What will be correct, as it is of many of the old Soviet nations, and definitely true of those in Asia, is that there will be a great many more not approved and backdoor casinos. The change to acceptable betting didn’t energize all the underground casinos to come from the dark into the light. So, the controversy regarding the number of Kyrgyzstan’s gambling dens is a tiny one at best: how many legal gambling halls is the item we’re seeking to reconcile here.
We know that located in Bishkek, the capital metropolis, there is the Casino Las Vegas (an amazingly original title, don’t you think?), which has both gaming tables and one armed bandits. We can also find both the Casino Bishkek and the Xanadu Casino. Both of these have 26 slot machine games and 11 table games, split between roulette, twenty-one, and poker. Given the amazing similarity in the square footage and floor plan of these two Kyrgyzstan casinos, it may be even more astonishing to find that they share an address. This seems most unlikely, so we can no doubt determine that the number of Kyrgyzstan’s gambling halls, at least the authorized ones, ends at 2 casinos, 1 of them having changed their name just a while ago.

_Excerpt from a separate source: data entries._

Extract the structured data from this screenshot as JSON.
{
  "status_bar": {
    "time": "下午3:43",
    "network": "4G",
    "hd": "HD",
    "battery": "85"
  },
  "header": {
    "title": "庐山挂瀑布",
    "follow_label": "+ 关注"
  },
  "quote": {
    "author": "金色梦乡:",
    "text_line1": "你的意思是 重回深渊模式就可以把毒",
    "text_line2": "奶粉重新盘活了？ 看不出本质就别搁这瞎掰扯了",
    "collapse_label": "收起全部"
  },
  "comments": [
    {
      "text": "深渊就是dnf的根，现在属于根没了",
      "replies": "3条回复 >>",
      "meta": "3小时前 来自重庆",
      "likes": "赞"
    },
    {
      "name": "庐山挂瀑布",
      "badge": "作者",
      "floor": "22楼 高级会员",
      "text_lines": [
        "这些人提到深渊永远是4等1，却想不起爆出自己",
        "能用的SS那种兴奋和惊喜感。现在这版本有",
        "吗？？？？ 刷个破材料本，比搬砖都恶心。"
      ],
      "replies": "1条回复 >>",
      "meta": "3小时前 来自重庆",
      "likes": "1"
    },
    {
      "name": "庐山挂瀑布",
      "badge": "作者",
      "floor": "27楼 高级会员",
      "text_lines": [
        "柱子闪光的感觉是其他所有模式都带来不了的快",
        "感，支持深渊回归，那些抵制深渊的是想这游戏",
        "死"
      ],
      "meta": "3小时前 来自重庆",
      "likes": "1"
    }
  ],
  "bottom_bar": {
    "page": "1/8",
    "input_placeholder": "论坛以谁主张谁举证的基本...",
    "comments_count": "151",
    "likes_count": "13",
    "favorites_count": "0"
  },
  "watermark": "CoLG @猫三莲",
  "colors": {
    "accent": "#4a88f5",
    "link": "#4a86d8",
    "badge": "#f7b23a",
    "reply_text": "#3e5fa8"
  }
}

The nation, in common with many of the ex-USSR, has experienced something of a accelerated adjustment to capitalism. The Wild East, you may say, to reference the anarchical conditions of the Wild West a century and a half back.
Kyrgyzstan’s gambling dens are almost certainly worth checking out, therefore, as a bit of anthropological analysis, to see chips being played as a type of civil one-upmanship, the conspicuous consumption that Thorstein Veblen spoke about in nineteeth century America.